Déjà s’entame un jeu de dissimulation et de révélation, dans ce monde là – celui du cinéma – tout n’est que paraître. Lorsque Shigeharu jette son dévolue sur une des prétendantes au rôle, l’audition prend une toute autre tournure. Car il faut cette fois prétendre être non plus une actrice talentueuse mais une compagne idéale. Or à ce jeu de persuasion, personne ne gagne. Miike nous promène alors de rendez-vous galant en rendez-vous galant, brouillant temporalité et spatialité. Son montage arythmique et ses cadrages obtus ne nous permettent jamais de réellement concevoir ou comprendre l’état de la relation, ou son évolution. De ces curieuses prestations de séduction, il met en exergue les artifices. Et alors, place à l’horreur…

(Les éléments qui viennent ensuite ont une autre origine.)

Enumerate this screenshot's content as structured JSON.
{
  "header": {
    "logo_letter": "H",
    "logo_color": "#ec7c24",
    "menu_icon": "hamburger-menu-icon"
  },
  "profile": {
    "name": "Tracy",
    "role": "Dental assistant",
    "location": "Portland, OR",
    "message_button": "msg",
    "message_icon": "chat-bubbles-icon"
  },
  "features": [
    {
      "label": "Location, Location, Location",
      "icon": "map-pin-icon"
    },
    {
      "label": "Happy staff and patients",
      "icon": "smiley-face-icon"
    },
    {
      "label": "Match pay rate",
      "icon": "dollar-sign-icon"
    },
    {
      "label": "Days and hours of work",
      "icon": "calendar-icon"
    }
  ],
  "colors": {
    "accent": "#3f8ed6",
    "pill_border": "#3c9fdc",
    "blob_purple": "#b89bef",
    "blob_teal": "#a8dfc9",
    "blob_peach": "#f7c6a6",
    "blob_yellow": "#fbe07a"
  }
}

Plus le protagoniste cherche à connaître le passé de Asami – la posséder par la connaissance la plus totale et intime de son existence – plus elle lui échappe. Le ton léger que le cinéaste employait jusqu’ici disparaît doucement pour laisser place à une atmosphère troublante, peuplée de visions terrifiantes. L’on comprend alors – en même temps que le personnage – que la jeune femme, victime de violences aux mains d’un homme dans sa jeunesse, cherche en réalité uniquement à se venger. Cette seconde moitié se construit donc en réponse à la première : le jugement masculin doit se mesurer à celui féminin. Film féministe ou profondément machiste ? Difficile de se prononcer. En revanche, ce qui est certain est que l’horreur d’Audition trouve sa force dans des cauchemars essentiellement masculins. Cette intense, et remarquablement mise en scène, peur de représailles affectera sans doute plus une certaine moitié des spectateurs que l’autre.

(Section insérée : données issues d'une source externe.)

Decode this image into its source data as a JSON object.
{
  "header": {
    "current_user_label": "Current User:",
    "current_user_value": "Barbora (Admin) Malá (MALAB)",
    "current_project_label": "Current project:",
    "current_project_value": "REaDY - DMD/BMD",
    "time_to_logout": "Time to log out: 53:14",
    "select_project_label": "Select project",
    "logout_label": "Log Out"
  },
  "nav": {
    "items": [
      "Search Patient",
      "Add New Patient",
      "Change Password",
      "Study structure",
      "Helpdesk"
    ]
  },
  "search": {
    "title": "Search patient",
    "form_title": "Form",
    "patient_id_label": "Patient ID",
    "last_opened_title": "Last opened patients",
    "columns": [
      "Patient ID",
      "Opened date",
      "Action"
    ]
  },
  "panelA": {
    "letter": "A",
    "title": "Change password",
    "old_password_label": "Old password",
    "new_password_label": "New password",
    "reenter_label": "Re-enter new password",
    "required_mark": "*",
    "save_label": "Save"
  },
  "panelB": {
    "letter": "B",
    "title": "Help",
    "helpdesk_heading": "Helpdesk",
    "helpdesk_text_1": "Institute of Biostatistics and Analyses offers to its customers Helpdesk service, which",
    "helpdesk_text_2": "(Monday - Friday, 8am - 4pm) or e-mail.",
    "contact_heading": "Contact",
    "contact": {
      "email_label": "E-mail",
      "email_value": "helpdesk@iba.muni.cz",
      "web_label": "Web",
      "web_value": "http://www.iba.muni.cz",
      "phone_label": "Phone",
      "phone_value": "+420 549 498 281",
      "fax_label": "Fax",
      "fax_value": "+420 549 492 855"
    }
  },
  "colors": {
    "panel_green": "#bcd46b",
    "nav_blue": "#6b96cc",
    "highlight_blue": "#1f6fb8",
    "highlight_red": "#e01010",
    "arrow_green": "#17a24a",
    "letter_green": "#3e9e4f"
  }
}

Quoiqu’il en soit, Audition vaut le détour avant tout grâce à sa lente et tortueuse construction (en totale opposition avec son achèvement, admettons-le, plutôt grotesque). C’est en exploitant savamment l’attente et la frustration de ses spectateurs que Miike les manipule le mieux. En les faisant s’identifier à des personnages ivres de savoir, qui finalement n’apprennent rien. En les faisant re-considérer ce qu’ils voient, ce qu’ils entendent dans un monde qui se déguise silencieusement, sournoisement et ce faisant, se désintègre, constamment.

Audition / De Takashi Miike / Avec Ryo Ishibashi, Eihi Shiina et Tetsu Sawaki / Japon / 1h55 / 1999.